Events on February 8 in Clemson's History

  • 1913: The Clemson College Rifle Club has a meet with Lehigh.
  • 1915: Filmmaker D.W. Griffith's polarizing silent film "The Birth of a Nation" debuts in Los Angeles, California.
  • February 6-February 10, 1961: Clemson observes National Religious Emphasis Week. Two speakers are presented. Dr. Edmund Perry speaks in the college auditorium in the evenings of February 7-February 9, and Dr. W. F. Dewan, C.S.P., speaks the same evenings in the College Chapel in the dormitories (located on the 8th level above the Loggia in Johnstone.) The public is invited to join Clemson students, faculty and staff to hear the visiting clergymen. Dr. Perry, a native of Georgia, received his A.B. degree from the University of Georgia in 1944, in philosophy, his B.D. in 1946 from Emory University and his Ph.D. from Northwestern in 1950. He has served as director of the Wesley Foundation at Georgia State College for Women and the Georgia Military College. He was assistant professor of religion at Duke University and director of undergraduate studies from 1950-1954. At present Dr. Perry is chairman and associate professor of history of religions department at Northwestern University, Evanston, Illinois. He is also an ordained minister in the Methodist Church. Dr. Dewan, Catholic speaker for Religious Emphasis Week, will speak on subjects concerning the spiritual life, chosen primarily but not exclusively for Catholic students and faculty. Father Dewan will also direct a three-day retreat for Catholic students with a brief talk each morning before breakfast on "Thoughts for Today," preceded by Mass and Communion. (The Tiger, Friday, 13 January 1961, Volume LIV, Number 14, pages 1,3.)

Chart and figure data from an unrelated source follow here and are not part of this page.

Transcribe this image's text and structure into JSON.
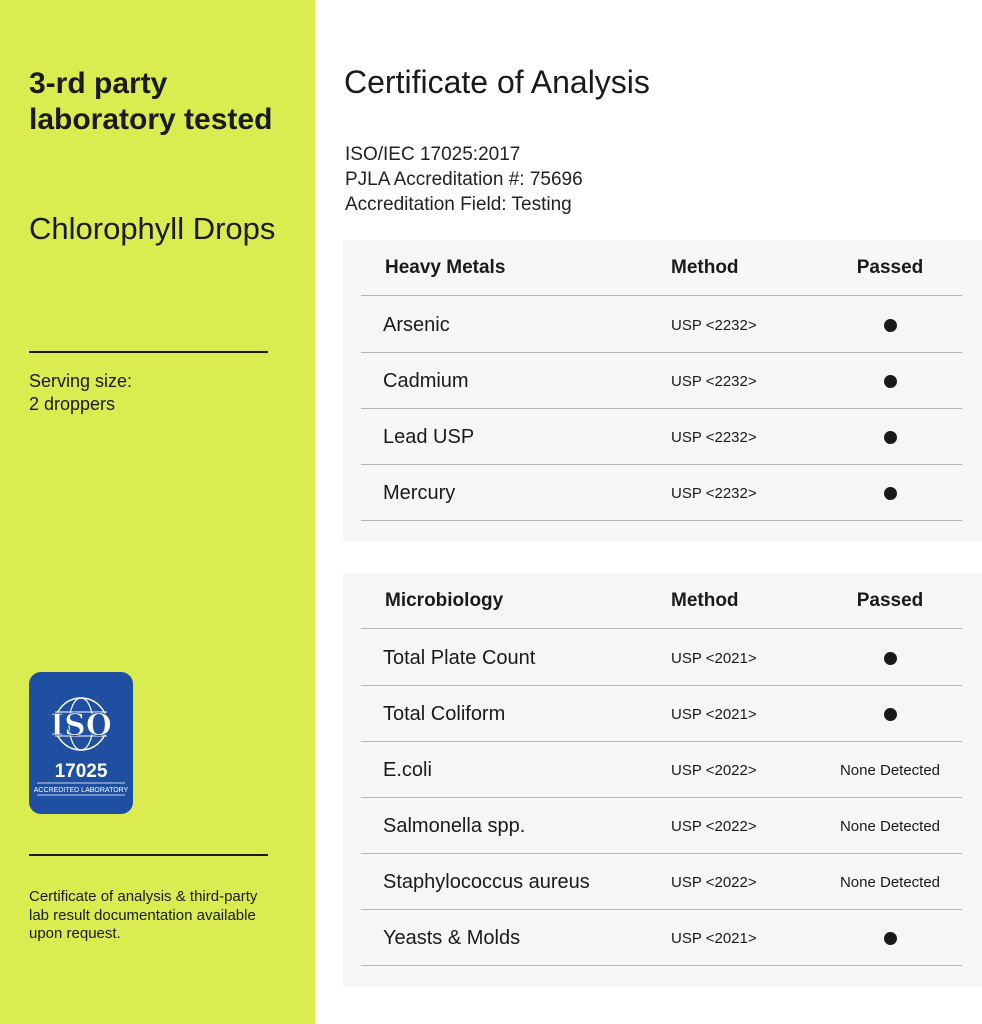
{
  "left": {
    "headline": "3-rd party laboratory tested",
    "product": "Chlorophyll Drops",
    "serving": [
      "Serving size:",
      "2 droppers"
    ],
    "badge": {
      "ring_text": "International Organization for Standardization",
      "logo": "ISO",
      "number": "17025",
      "caption": "ACCREDITED LABORATORY",
      "color": "#1f4fa0"
    },
    "note": "Certificate of analysis & third-party lab result documentation available upon request.",
    "bg_color": "#d9ec50"
  },
  "main": {
    "title": "Certificate of Analysis",
    "accreditation": [
      "ISO/IEC 17025:2017",
      "PJLA Accreditation #: 75696",
      "Accreditation Field: Testing"
    ],
    "tables": [
      {
        "headers": [
          "Heavy Metals",
          "Method",
          "Passed"
        ],
        "rows": [
          {
            "name": "Arsenic",
            "method": "USP <2232>",
            "result": "passed-dot"
          },
          {
            "name": "Cadmium",
            "method": "USP <2232>",
            "result": "passed-dot"
          },
          {
            "name": "Lead USP",
            "method": "USP <2232>",
            "result": "passed-dot"
          },
          {
            "name": "Mercury",
            "method": "USP <2232>",
            "result": "passed-dot"
          }
        ]
      },
      {
        "headers": [
          "Microbiology",
          "Method",
          "Passed"
        ],
        "rows": [
          {
            "name": "Total Plate Count",
            "method": "USP <2021>",
            "result": "passed-dot"
          },
          {
            "name": "Total Coliform",
            "method": "USP <2021>",
            "result": "passed-dot"
          },
          {
            "name": "E.coli",
            "method": "USP <2022>",
            "result": "None Detected"
          },
          {
            "name": "Salmonella spp.",
            "method": "USP <2022>",
            "result": "None Detected"
          },
          {
            "name": "Staphylococcus aureus",
            "method": "USP <2022>",
            "result": "None Detected"
          },
          {
            "name": "Yeasts & Molds",
            "method": "USP <2021>",
            "result": "passed-dot"
          }
        ]
      }
    ]
  }
}
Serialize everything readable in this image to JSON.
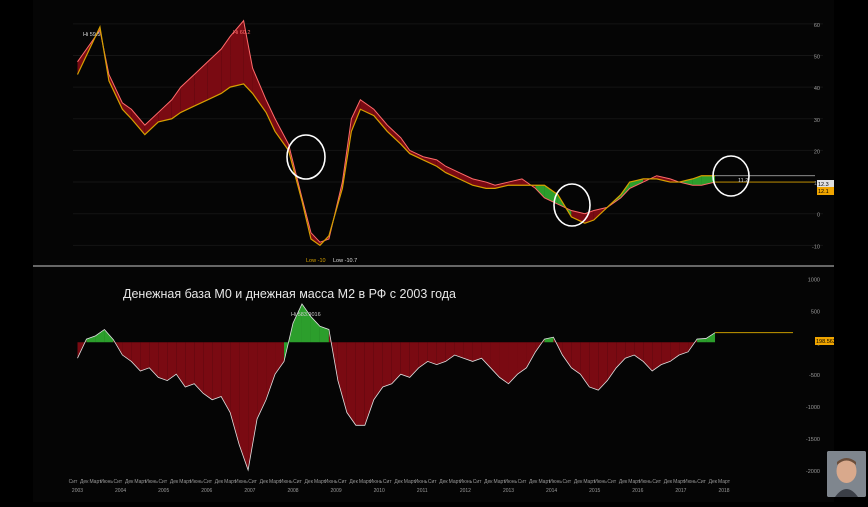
{
  "annotation_title": "Денежная база М0 и днежная масса М2 в РФ с 2003 года",
  "colors": {
    "bg": "#050505",
    "red_area": "#7a0a12",
    "green_area": "#2c9e2c",
    "line_orange": "#d6a000",
    "line_white": "#dddddd",
    "axis_text": "#9a9a9a",
    "circle": "#ffffff",
    "value_label_bg": "#f0a500"
  },
  "chart_data": [
    {
      "type": "area",
      "title": "",
      "ylim": [
        -14,
        65
      ],
      "y_ticks": [
        "60",
        "50",
        "40",
        "30",
        "20",
        "10",
        "0",
        "-10"
      ],
      "series": [
        {
          "name": "",
          "x": [
            2003.7,
            2003.9,
            2004.2,
            2004.4,
            2004.7,
            2004.9,
            2005.2,
            2005.5,
            2005.8,
            2006.0,
            2006.3,
            2006.6,
            2006.9,
            2007.1,
            2007.4,
            2007.6,
            2007.9,
            2008.1,
            2008.4,
            2008.7,
            2008.9,
            2009.1,
            2009.3,
            2009.6,
            2009.8,
            2010.0,
            2010.3,
            2010.6,
            2010.9,
            2011.1,
            2011.4,
            2011.7,
            2011.9,
            2012.2,
            2012.5,
            2012.8,
            2013.0,
            2013.3,
            2013.6,
            2013.9,
            2014.1,
            2014.4,
            2014.7,
            2015.0,
            2015.2,
            2015.5,
            2015.8,
            2016.0,
            2016.3,
            2016.6,
            2016.9,
            2017.1,
            2017.4,
            2017.6,
            2017.9
          ],
          "values": [
            48,
            52,
            58,
            44,
            35,
            33,
            28,
            32,
            36,
            40,
            44,
            48,
            52,
            56,
            61,
            46,
            36,
            30,
            22,
            5,
            -6,
            -9,
            -8,
            10,
            30,
            36,
            33,
            28,
            24,
            20,
            18,
            17,
            15,
            13,
            11,
            10,
            9,
            10,
            11,
            8,
            5,
            3,
            1,
            0,
            1,
            2,
            5,
            8,
            10,
            12,
            11,
            10,
            9,
            9,
            10
          ]
        },
        {
          "name": "",
          "x": [
            2003.7,
            2003.9,
            2004.2,
            2004.4,
            2004.7,
            2004.9,
            2005.2,
            2005.5,
            2005.8,
            2006.0,
            2006.3,
            2006.6,
            2006.9,
            2007.1,
            2007.4,
            2007.6,
            2007.9,
            2008.1,
            2008.4,
            2008.7,
            2008.9,
            2009.1,
            2009.3,
            2009.6,
            2009.8,
            2010.0,
            2010.3,
            2010.6,
            2010.9,
            2011.1,
            2011.4,
            2011.7,
            2011.9,
            2012.2,
            2012.5,
            2012.8,
            2013.0,
            2013.3,
            2013.6,
            2013.9,
            2014.1,
            2014.4,
            2014.7,
            2015.0,
            2015.2,
            2015.5,
            2015.8,
            2016.0,
            2016.3,
            2016.6,
            2016.9,
            2017.1,
            2017.4,
            2017.6,
            2017.9
          ],
          "values": [
            44,
            50,
            59,
            42,
            33,
            30,
            25,
            29,
            30,
            32,
            34,
            36,
            38,
            40,
            41,
            38,
            32,
            26,
            20,
            4,
            -8,
            -10,
            -7,
            8,
            26,
            33,
            31,
            26,
            22,
            19,
            17,
            15,
            13,
            11,
            9,
            8,
            8,
            9,
            9,
            9,
            9,
            6,
            -1,
            -3,
            -2,
            2,
            6,
            10,
            11,
            11,
            10,
            10,
            11,
            12,
            12
          ]
        }
      ],
      "annotations": [
        "Hi 59.5",
        "Hi 60.2",
        "Low -10",
        "Low -10.7",
        "12.3",
        "12.1",
        "11.2"
      ]
    },
    {
      "type": "area",
      "title": "",
      "ylim": [
        -2000,
        1100
      ],
      "y_ticks": [
        "1000",
        "500",
        "0",
        "-500",
        "-1000",
        "-1500",
        "-2000"
      ],
      "series": [
        {
          "name": "",
          "x": [
            2003.7,
            2003.9,
            2004.1,
            2004.3,
            2004.5,
            2004.7,
            2004.9,
            2005.1,
            2005.3,
            2005.5,
            2005.7,
            2005.9,
            2006.1,
            2006.3,
            2006.5,
            2006.7,
            2006.9,
            2007.1,
            2007.3,
            2007.5,
            2007.7,
            2007.9,
            2008.1,
            2008.3,
            2008.5,
            2008.7,
            2008.9,
            2009.1,
            2009.3,
            2009.5,
            2009.7,
            2009.9,
            2010.1,
            2010.3,
            2010.5,
            2010.7,
            2010.9,
            2011.1,
            2011.3,
            2011.5,
            2011.7,
            2011.9,
            2012.1,
            2012.3,
            2012.5,
            2012.7,
            2012.9,
            2013.1,
            2013.3,
            2013.5,
            2013.7,
            2013.9,
            2014.1,
            2014.3,
            2014.5,
            2014.7,
            2014.9,
            2015.1,
            2015.3,
            2015.5,
            2015.7,
            2015.9,
            2016.1,
            2016.3,
            2016.5,
            2016.7,
            2016.9,
            2017.1,
            2017.3,
            2017.5,
            2017.7,
            2017.9
          ],
          "values": [
            -250,
            50,
            100,
            200,
            40,
            -200,
            -300,
            -450,
            -400,
            -550,
            -600,
            -500,
            -700,
            -650,
            -800,
            -900,
            -850,
            -1100,
            -1600,
            -2000,
            -1200,
            -900,
            -500,
            -300,
            300,
            600,
            400,
            250,
            200,
            -600,
            -1100,
            -1300,
            -1300,
            -900,
            -700,
            -650,
            -500,
            -550,
            -400,
            -300,
            -350,
            -300,
            -200,
            -250,
            -300,
            -250,
            -400,
            -550,
            -650,
            -500,
            -400,
            -150,
            50,
            80,
            -200,
            -400,
            -500,
            -700,
            -750,
            -600,
            -400,
            -250,
            -200,
            -300,
            -450,
            -350,
            -300,
            -200,
            -150,
            50,
            60,
            150
          ]
        }
      ],
      "annotations": [
        "Hi 583.9016",
        "198.562"
      ]
    }
  ],
  "x_axis": {
    "month_labels": [
      "Сит",
      "Дек",
      "Март",
      "Июнь",
      "Сит",
      "Дек",
      "Март",
      "Июнь",
      "Сит",
      "Дек",
      "Март",
      "Июнь",
      "Сит",
      "Дек",
      "Март",
      "Июнь",
      "Сит",
      "Дек",
      "Март",
      "Июнь",
      "Сит",
      "Дек",
      "Март",
      "Июнь",
      "Сит",
      "Дек",
      "Март",
      "Июнь",
      "Сит",
      "Дек",
      "Март",
      "Июнь",
      "Сит",
      "Дек",
      "Март",
      "Июнь",
      "Сит",
      "Дек",
      "Март",
      "Июнь",
      "Сит",
      "Дек",
      "Март",
      "Июнь",
      "Сит",
      "Дек",
      "Март",
      "Июнь",
      "Сит",
      "Дек",
      "Март",
      "Июнь",
      "Сит",
      "Дек",
      "Март",
      "Июнь",
      "Сит",
      "Дек",
      "Март",
      "Июнь",
      "Сит",
      "Дек"
    ],
    "year_labels": [
      "2003",
      "2004",
      "2005",
      "2006",
      "2007",
      "2008",
      "2009",
      "2010",
      "2011",
      "2012",
      "2013",
      "2014",
      "2015",
      "2016",
      "2017",
      "2018"
    ]
  },
  "highlight_circles": [
    "circle-2008",
    "circle-2014",
    "circle-2017"
  ]
}
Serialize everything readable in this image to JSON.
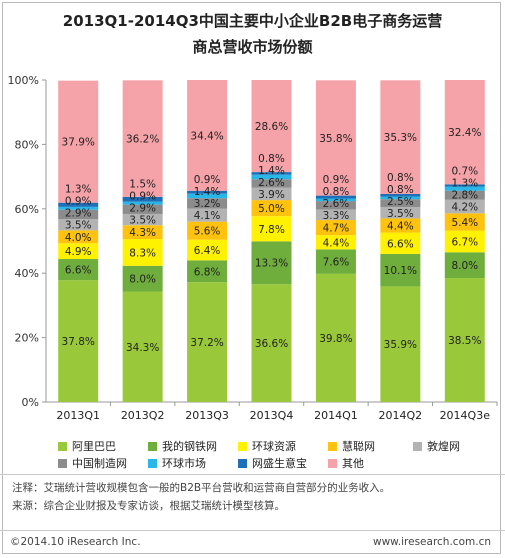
{
  "title_line1": "2013Q1-2014Q3中国主要中小企业B2B电子商务运营",
  "title_line2": "商总营收市场份额",
  "note": "注释：艾瑞统计营收规模包含一般的B2B平台营收和运营商自营部分的业务收入。",
  "source": "来源：综合企业财报及专家访谈，根据艾瑞统计模型核算。",
  "copyright": "©2014.10 iResearch Inc.",
  "website": "www.iresearch.com.cn",
  "chart_data": {
    "type": "bar",
    "stacked": true,
    "categories": [
      "2013Q1",
      "2013Q2",
      "2013Q3",
      "2013Q4",
      "2014Q1",
      "2014Q2",
      "2014Q3e"
    ],
    "ylim": [
      0,
      100
    ],
    "yticks": [
      "0%",
      "20%",
      "40%",
      "60%",
      "80%",
      "100%"
    ],
    "grid": false,
    "legend_position": "bottom",
    "series": [
      {
        "name": "阿里巴巴",
        "color": "#99c93a",
        "values": [
          37.8,
          34.3,
          37.2,
          36.6,
          39.8,
          35.9,
          38.5
        ]
      },
      {
        "name": "我的钢铁网",
        "color": "#6fae3c",
        "values": [
          6.6,
          8.0,
          6.8,
          13.3,
          7.6,
          10.1,
          8.0
        ]
      },
      {
        "name": "环球资源",
        "color": "#fff200",
        "values": [
          4.9,
          8.3,
          6.4,
          7.8,
          4.4,
          6.6,
          6.7
        ]
      },
      {
        "name": "慧聪网",
        "color": "#ffc20e",
        "values": [
          4.0,
          4.3,
          5.6,
          5.0,
          4.7,
          4.4,
          5.4
        ]
      },
      {
        "name": "敦煌网",
        "color": "#b3b3b3",
        "values": [
          3.5,
          3.5,
          4.1,
          3.9,
          3.3,
          3.5,
          4.2
        ]
      },
      {
        "name": "中国制造网",
        "color": "#8c8c8c",
        "values": [
          2.9,
          2.9,
          3.2,
          2.6,
          2.6,
          2.5,
          2.8
        ]
      },
      {
        "name": "环球市场",
        "color": "#29b6e8",
        "values": [
          0.9,
          0.9,
          1.4,
          1.4,
          0.8,
          0.8,
          1.3
        ]
      },
      {
        "name": "网盛生意宝",
        "color": "#1f6fb8",
        "values": [
          1.3,
          1.5,
          0.9,
          0.8,
          0.9,
          0.8,
          0.7
        ]
      },
      {
        "name": "其他",
        "color": "#f5a3a9",
        "values": [
          37.9,
          36.2,
          34.4,
          28.6,
          35.8,
          35.3,
          32.4
        ]
      }
    ]
  }
}
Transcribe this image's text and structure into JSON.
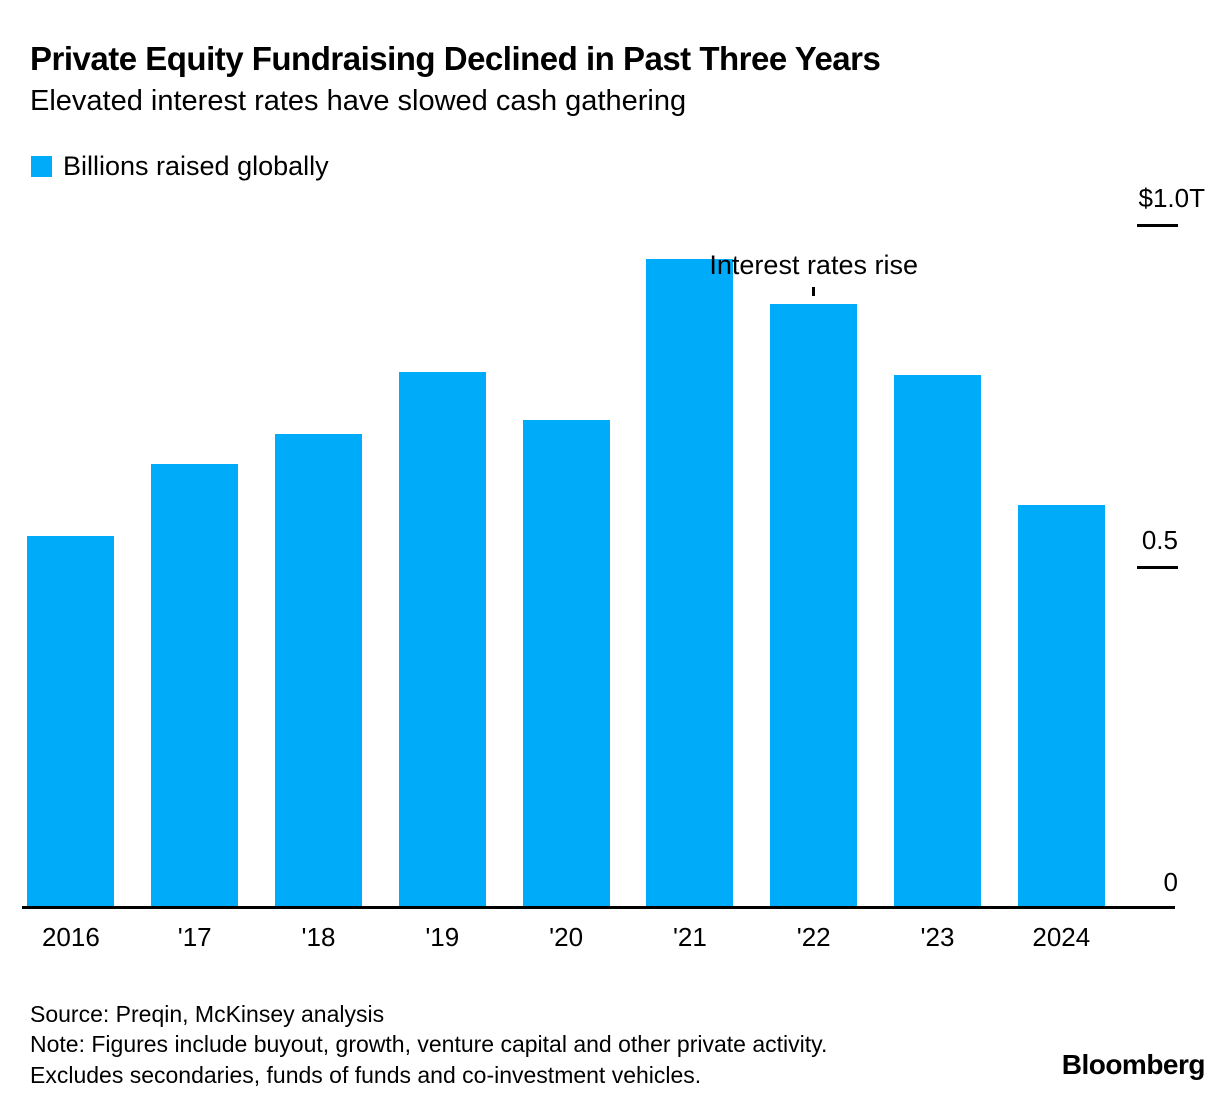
{
  "header": {
    "title": "Private Equity Fundraising Declined in Past Three Years",
    "subtitle": "Elevated interest rates have slowed cash gathering"
  },
  "legend": {
    "label": "Billions raised globally",
    "swatch_color": "#00ACFA"
  },
  "chart_data": {
    "type": "bar",
    "title": "Private Equity Fundraising Declined in Past Three Years",
    "subtitle": "Elevated interest rates have slowed cash gathering",
    "series_name": "Billions raised globally",
    "unit": "USD billions",
    "categories": [
      "2016",
      "'17",
      "'18",
      "'19",
      "'20",
      "'21",
      "'22",
      "'23",
      "2024"
    ],
    "values": [
      545,
      650,
      695,
      785,
      715,
      950,
      885,
      780,
      590
    ],
    "ylim": [
      0,
      1000
    ],
    "grid": false,
    "legend_position": "top-left",
    "bar_color": "#00ACFA",
    "yticks": [
      {
        "label": "$1.0T",
        "value": 1000,
        "tick_line": true
      },
      {
        "label": "0.5",
        "value": 500,
        "tick_line": true
      },
      {
        "label": "0",
        "value": 0,
        "tick_line": false
      }
    ],
    "annotation": {
      "text": "Interest rates rise",
      "target_category": "'22"
    }
  },
  "footer": {
    "source": "Source: Preqin, McKinsey analysis",
    "note": "Note: Figures include buyout, growth, venture capital and other private activity.",
    "note2": "Excludes secondaries, funds of funds and co-investment vehicles.",
    "brand": "Bloomberg"
  }
}
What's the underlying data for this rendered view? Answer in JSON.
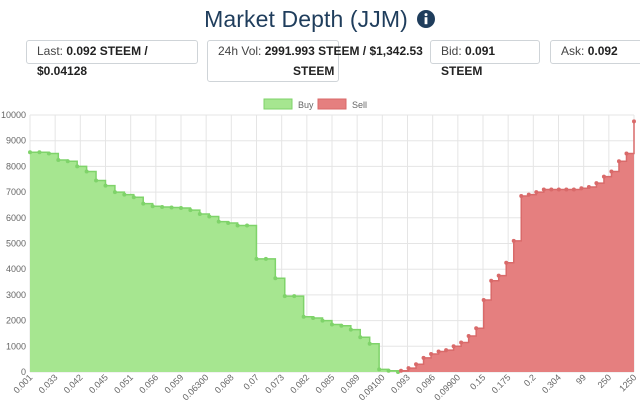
{
  "page": {
    "title": "Market Depth (JJM)",
    "info_icon": "info-circle-icon"
  },
  "stats": {
    "last_label": "Last:",
    "last_value": "0.092 STEEM / $0.04128",
    "vol_label": "24h Vol:",
    "vol_value_line1": "2991.993 STEEM / $1,342.53",
    "vol_value_line2": "STEEM",
    "bid_label": "Bid:",
    "bid_value": "0.091 STEEM",
    "ask_label": "Ask:",
    "ask_value": "0.092"
  },
  "colors": {
    "title": "#1f3d5c",
    "buy_fill": "#a6e690",
    "buy_stroke": "#7fd36a",
    "sell_fill": "#e57f7f",
    "sell_stroke": "#d96a6a",
    "grid": "#e5e5e5"
  },
  "chart_data": {
    "type": "area",
    "legend": [
      "Buy",
      "Sell"
    ],
    "legend_position": "top-center",
    "ylim": [
      0,
      10000
    ],
    "yticks": [
      "0",
      "1000",
      "2000",
      "3000",
      "4000",
      "5000",
      "6000",
      "7000",
      "8000",
      "9000",
      "10000"
    ],
    "xticks": [
      "0.001",
      "0.033",
      "0.042",
      "0.045",
      "0.051",
      "0.056",
      "0.059",
      "0.06300",
      "0.068",
      "0.07",
      "0.073",
      "0.082",
      "0.085",
      "0.089",
      "0.09100",
      "0.093",
      "0.096",
      "0.09900",
      "0.15",
      "0.175",
      "0.2",
      "0.304",
      "99",
      "250",
      "1250"
    ],
    "grid": true,
    "series": [
      {
        "name": "Buy",
        "values": [
          8550,
          8550,
          8500,
          8250,
          8200,
          8000,
          7800,
          7450,
          7250,
          7000,
          6900,
          6800,
          6550,
          6450,
          6420,
          6400,
          6380,
          6300,
          6150,
          6050,
          5850,
          5800,
          5700,
          5700,
          4400,
          4400,
          3650,
          2950,
          2950,
          2150,
          2100,
          2000,
          1850,
          1800,
          1650,
          1350,
          1100,
          100,
          50,
          0
        ]
      },
      {
        "name": "Sell",
        "values": [
          50,
          150,
          300,
          550,
          700,
          800,
          850,
          1000,
          1150,
          1400,
          1700,
          2800,
          3550,
          3750,
          4250,
          5100,
          6850,
          6900,
          7000,
          7100,
          7100,
          7100,
          7100,
          7100,
          7150,
          7200,
          7350,
          7600,
          7800,
          8200,
          8500,
          9750
        ]
      }
    ]
  }
}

  • 1968: The Orangeburg Massacre takes place at the almost all-black South Carolina State University when state law enforcement officers fire on a crowd of African-American students as firemen extinguish a bonfire, lit in protest of the refusal two days earlier of the white owner of the All Star Bowling Lane, the only alleys in Orangeburg, to let black students bowl there. When the shooting stops, 28 are injured and three students are killed. At trial, billed as the first federal trial of police officers for using excessive force at a campus protest, all nine defendants were acquitted. Cleveland Sellers was the only person imprisoned as a result of the incident. He represented the Student Nonviolent Coordinating Committee (SNCC) and was convicted of inciting the riot that preceded the shootings. He wrote The River of No Return: The Autobiography of a Black Militant and the Life and Death of SNCC in 1973. Sellers was later pardoned for the offense and is now the director of the African-American Studies program at the University of South Carolina.
  • 1975: The Clemson Little Theatre presents the Edward Albee play Who's Afraid of Virginia Woolf in the Food Industries Auditorium. Admission is $2.50 for adults, $1 for students. Central Dance Association presents one heckuva show in Littlejohn Coliseum. Bonnie Bramlett (of Delaney and Bonnie & Friends fame) opens, followed by R.E.O. Speedwagon with headliners Lynyrd Skynyrd, all for $5.25 (advance), $6.25 for floor.
  • 1980: Dean Walter T. Cox meets with the University Union in talks on how to cut down on vandalism and arrests at Clemson rock concerts. Cox had summarily cancelled concerts in December after minor incidents at the Kansas performance on November 3.
  • 1987: The University Union travel committee sponsors road trip to see production of Cats. Fee is $35 and includes transportation and ticket. (CUU Entertainment Spotlight, The Tiger, Friday 30 January 1987, Volume 80, Number 16, page 14.)